The base widgetry will still be free but Adobe has created two paid subscriptions meant for business users that add capacity and capabilities to the otherwise freebie software.
The software currently consists of Buzzword, the online word processor that Adobe bought; ConnectNow web conferencing; Create PDF, which turns files in other people’s formats into Adobe’s precious PDF; and Share, an online file-sharing service that lets users upload files so multiple other users can download them.
Acrobat.com, which fancies it can establish a “new way to work,” is nothing if not focused on collaboration, which Adobe estimates is a $2 billion opportunity.
To exploit that opportunity Adobe intends to add a spreadsheet-like app called Tables and another one called Presentations later this year. It also intends to offer shared team workspaces next winter and mobile access from iPhone, Blackberry, Nokia and Windows Mobile smartphones next fall.
Preview versions of Presentations and Tables, which isn’t a full-blown spreadsheet and is only tuned for data tables – accommodating stuff like task lists, schedules, contacts, budgets and sales numbers – are now in public beta at labs.acrobat.com.
Over the next year, Adobe is also planning a new interface, social media-style updates from the documents people are working on, deeper integration with desktop tools like Outlook 2007 plus import from and export to Open Office formats.
In the year since Acrobat.com launched Adobe says five million people have signed up to use the service, with over 100,000 now signing up each week.
Rick Treitman, Buzzword creator and entrepreneur-in-residence in Adobe’s Business Productivity Business Unit from whence acrobat.com comes, figures a third of them don’t use it, a third use it a lot and a third use it sometimes.
Acrobat.com, to say the least, is a very snazzy-looking environment and has let users abandon the tedious custom of e-mailing multiple versions of documents back and forth to collaborate on documents in real-time instead.
To begin to pay its way, Adobe has created two supported Premium subscription services: the $14.99-a-month/$149-a-year Premium Basic includes ConnectNow web meeting capacity for up to five participants and online conversion of 10 uploaded documents to PDF a month.
The $39-a-month/$390-a-year Premium Plus includes ConnectNow capacity for up to 20 participants and unlimited online creation of PDF files.

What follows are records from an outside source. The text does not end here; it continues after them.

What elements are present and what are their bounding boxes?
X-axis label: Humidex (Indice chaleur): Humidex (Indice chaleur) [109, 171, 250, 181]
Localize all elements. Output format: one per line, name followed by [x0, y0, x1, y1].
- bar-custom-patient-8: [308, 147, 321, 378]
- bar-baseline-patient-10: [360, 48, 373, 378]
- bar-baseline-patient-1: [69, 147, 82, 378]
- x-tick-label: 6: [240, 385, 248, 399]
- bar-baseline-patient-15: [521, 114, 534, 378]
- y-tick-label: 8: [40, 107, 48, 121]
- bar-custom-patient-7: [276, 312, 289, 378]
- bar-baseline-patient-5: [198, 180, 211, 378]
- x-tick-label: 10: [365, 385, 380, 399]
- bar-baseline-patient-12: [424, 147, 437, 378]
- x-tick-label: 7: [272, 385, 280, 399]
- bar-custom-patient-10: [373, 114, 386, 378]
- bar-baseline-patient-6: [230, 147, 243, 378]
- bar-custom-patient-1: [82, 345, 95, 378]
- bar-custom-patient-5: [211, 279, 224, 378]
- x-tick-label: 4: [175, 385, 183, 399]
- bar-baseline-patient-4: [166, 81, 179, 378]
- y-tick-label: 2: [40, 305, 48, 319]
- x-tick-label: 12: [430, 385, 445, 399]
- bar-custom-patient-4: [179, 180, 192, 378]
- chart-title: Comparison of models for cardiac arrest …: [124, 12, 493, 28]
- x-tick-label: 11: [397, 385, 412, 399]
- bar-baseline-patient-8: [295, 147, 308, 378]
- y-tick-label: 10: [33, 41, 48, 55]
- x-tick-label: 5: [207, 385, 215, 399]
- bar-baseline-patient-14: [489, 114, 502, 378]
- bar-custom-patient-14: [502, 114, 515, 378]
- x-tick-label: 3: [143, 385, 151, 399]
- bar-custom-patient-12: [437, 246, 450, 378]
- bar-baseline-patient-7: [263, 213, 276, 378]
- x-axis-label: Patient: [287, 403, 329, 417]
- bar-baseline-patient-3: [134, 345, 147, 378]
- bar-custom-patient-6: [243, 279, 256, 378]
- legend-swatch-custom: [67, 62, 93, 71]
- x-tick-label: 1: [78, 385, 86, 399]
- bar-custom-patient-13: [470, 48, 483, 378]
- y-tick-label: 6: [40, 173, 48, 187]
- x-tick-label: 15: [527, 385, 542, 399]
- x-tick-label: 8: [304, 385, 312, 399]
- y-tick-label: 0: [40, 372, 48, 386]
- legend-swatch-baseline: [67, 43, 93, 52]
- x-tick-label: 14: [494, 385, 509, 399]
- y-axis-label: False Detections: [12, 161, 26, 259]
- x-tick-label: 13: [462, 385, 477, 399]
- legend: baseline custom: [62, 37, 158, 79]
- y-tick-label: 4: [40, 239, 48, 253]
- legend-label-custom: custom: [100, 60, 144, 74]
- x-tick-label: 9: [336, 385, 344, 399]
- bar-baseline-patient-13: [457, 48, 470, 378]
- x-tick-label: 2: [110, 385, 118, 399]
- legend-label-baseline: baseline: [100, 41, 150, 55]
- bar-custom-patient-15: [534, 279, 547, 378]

Both include Adobe phone and web support.
The free service will continue to offer Buzzword, ConnectNow capacity for up to three participants, and online creation of up to five PDF files.
Until July 16, Adobe is offering $15 off the Basic annual plan, and $50 off the Premium Plus annual plan. Initially, both subscriptions are only available from the Adobe.com online store in North America.
Adobe got IDC to reason that “Improved collaboration is a critical need for today’s companies that must move faster and do more with less. At the same time, business people expect to use online technology at work just like they do outside the workplace – especially the generation now entering the workforce.”